Uhrzeit der Aufnahme: am hellichten Tag. Was halten Hamster als nachtaktive Tiere wohl davon während sie schlafen wollen geweckt zu werden? (übrigens steigt mit der Anzahl der Störungen während ihrer Ruhephase auch das Sterberisiko)
Flasche: fünf Liter Platz. Kein Platz zum verstecken. Alles bewegt sich, riecht fremd. Das einzig vertraute was man machen kann ist im Laufrad laufen. Also wird gelaufen bis die Bude qualmt..

Also, für Wissenschaft Tierversuche: ja
Für blöde "hey, meinst du wir können ein Hamster-U-Boot bauen?"-Kindereien ein Tier benutzen: nein.
Es ist soweit ich weiß so zu keinem neuen Erkenntnisgewinn gekommen.
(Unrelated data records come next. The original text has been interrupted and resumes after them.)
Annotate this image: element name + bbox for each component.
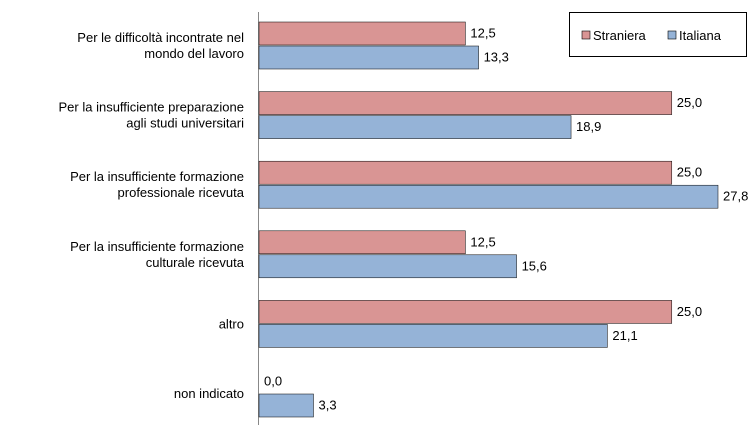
- legend-frame: [569, 12, 747, 57]
- value-label-straniera: 0,0: [264, 374, 282, 389]
- bar-italiana: [258, 115, 572, 139]
- value-label-straniera: 25,0: [677, 304, 702, 319]
- bar-italiana: [258, 254, 517, 279]
- value-label-italiana: 15,6: [522, 258, 547, 273]
- legend-label-straniera: Straniera: [593, 28, 647, 43]
- bar-straniera: [258, 91, 673, 115]
- legend-swatch-straniera: [581, 30, 591, 40]
- category-label-line: mondo del lavoro: [144, 46, 244, 61]
- bar-straniera: [258, 230, 466, 255]
- value-label-italiana: 27,8: [723, 189, 748, 204]
- category-label: Per la insufficiente formazione professio…: [70, 169, 245, 200]
- value-label-straniera: 12,5: [470, 234, 495, 249]
- category-label-line: Per la insufficiente formazione: [70, 239, 244, 254]
- legend-swatch-italiana: [667, 30, 677, 40]
- category-label: Per la insufficiente formazione culturale…: [70, 239, 245, 270]
- category-label: Per le difficoltà incontrate nel mondo de…: [77, 30, 244, 61]
- category-label: non indicato: [174, 386, 244, 401]
- category-label-line: culturale ricevuta: [146, 255, 245, 270]
- category-label-line: agli studi universitari: [126, 116, 244, 131]
- category-label-line: Per la insufficiente formazione: [70, 169, 244, 184]
- legend-label-italiana: Italiana: [679, 28, 722, 43]
- category-label-line: Per le difficoltà incontrate nel: [77, 30, 244, 45]
- legend: Straniera Italiana: [569, 12, 747, 57]
- category-label-line: Per la insufficiente preparazione: [59, 100, 245, 115]
- value-label-italiana: 13,3: [484, 50, 509, 65]
- bar-italiana: [258, 324, 608, 348]
- value-label-italiana: 3,3: [318, 398, 336, 413]
- bar-italiana: [258, 184, 719, 209]
- bar-straniera: [258, 160, 673, 185]
- category-label: Per la insufficiente preparazione agli st…: [59, 100, 245, 131]
- value-label-straniera: 12,5: [470, 26, 495, 41]
- bars-layer: Per le difficoltà incontrate nel mondo de…: [59, 21, 748, 418]
- bar-italiana: [258, 45, 479, 70]
- value-label-italiana: 18,9: [576, 119, 601, 134]
- bar-straniera: [258, 300, 673, 324]
- category-label: altro: [219, 316, 244, 331]
- category-label-line: non indicato: [174, 386, 244, 401]
- value-label-straniera: 25,0: [677, 95, 702, 110]
- bar-straniera: [258, 21, 466, 46]
- value-label-italiana: 21,1: [612, 328, 637, 343]
- category-label-line: altro: [219, 316, 244, 331]
- category-label-line: professionale ricevuta: [118, 185, 245, 200]
- bar-italiana: [258, 393, 314, 418]
- value-label-straniera: 25,0: [677, 165, 702, 180]
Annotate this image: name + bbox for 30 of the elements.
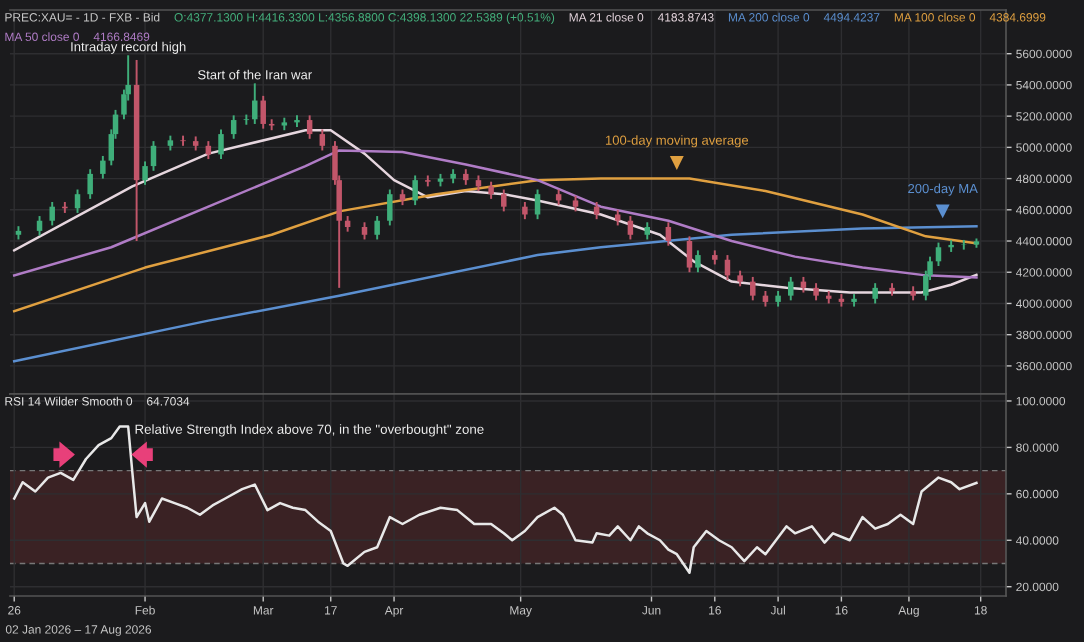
candlestick: [788, 275, 794, 302]
candlestick: [180, 134, 186, 147]
candlestick: [501, 188, 507, 213]
candlestick: [935, 241, 942, 267]
candlestick: [387, 188, 393, 227]
candlestick: [252, 82, 258, 125]
candlestick: [872, 282, 878, 305]
candlestick: [627, 215, 634, 241]
candlestick: [686, 235, 693, 274]
candlestick: [260, 94, 266, 130]
candlestick: [665, 221, 672, 247]
candlestick: [695, 249, 701, 274]
candlestick: [150, 140, 157, 172]
candlestick: [374, 215, 380, 241]
line-series: [12, 225, 978, 363]
candlestick: [243, 113, 250, 126]
candlestick: [306, 114, 313, 140]
line-series: [12, 177, 978, 313]
candlestick: [230, 114, 237, 140]
candlestick: [87, 168, 93, 200]
candlestick: [319, 128, 326, 152]
candlestick: [49, 201, 55, 227]
candlestick: [750, 275, 756, 302]
candlestick: [412, 174, 418, 207]
candlestick: [142, 160, 148, 186]
line-series: [12, 425, 978, 575]
candlestick: [100, 154, 106, 180]
candlestick: [534, 188, 541, 221]
candlestick: [74, 188, 81, 214]
candlestick: [218, 128, 224, 161]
Es war auch keiner wirklich möglich.
Ist für mich auf derselben Stufe wie diese "Hamster Autos" in die man einen Laufball samt Hamster reinsetzt und somit das Auto nach vorne treiben.

Für mich sind Tierversuche aus Spaß dann okay wenn sie so sind wie einer den ich mir erträume:
2-Tasten-Element (rattensicher) mit Usb Anschluss. Das Tastenelement kommt in Ratzenkäfig. Musik wird gestartet, und Ratte könnte durch ausprobieren lernen durch die Tasten die Lautstärke rauf- bzw runterregeln.

Enthält für mich Elemente die mir wichtig sind:
Das Tier wird nicht sinnlos woandershin getan.
Der Versuch wird abgebrochen sobald das Tier erkennbar keine Lust mehr hat.
Die Tiere werden ansonsten artgerecht gehalten.

Offen für Kritik,

Mfg,
ilona

Kommentar-Direktlink Wolf· 09.01.12 · 19:18 Uhr

@Ilona: Genau das meinte ich. Das arme Viech versucht in Panik zu fliehen, und der idiotische Mensch freut sich, dass das U Boot voran kommt.

Mal wieder ein guter Beweis wie Menschen Tiere aus Spaß quälen. Kurios? Nein, ganz einfach Tierquälerei.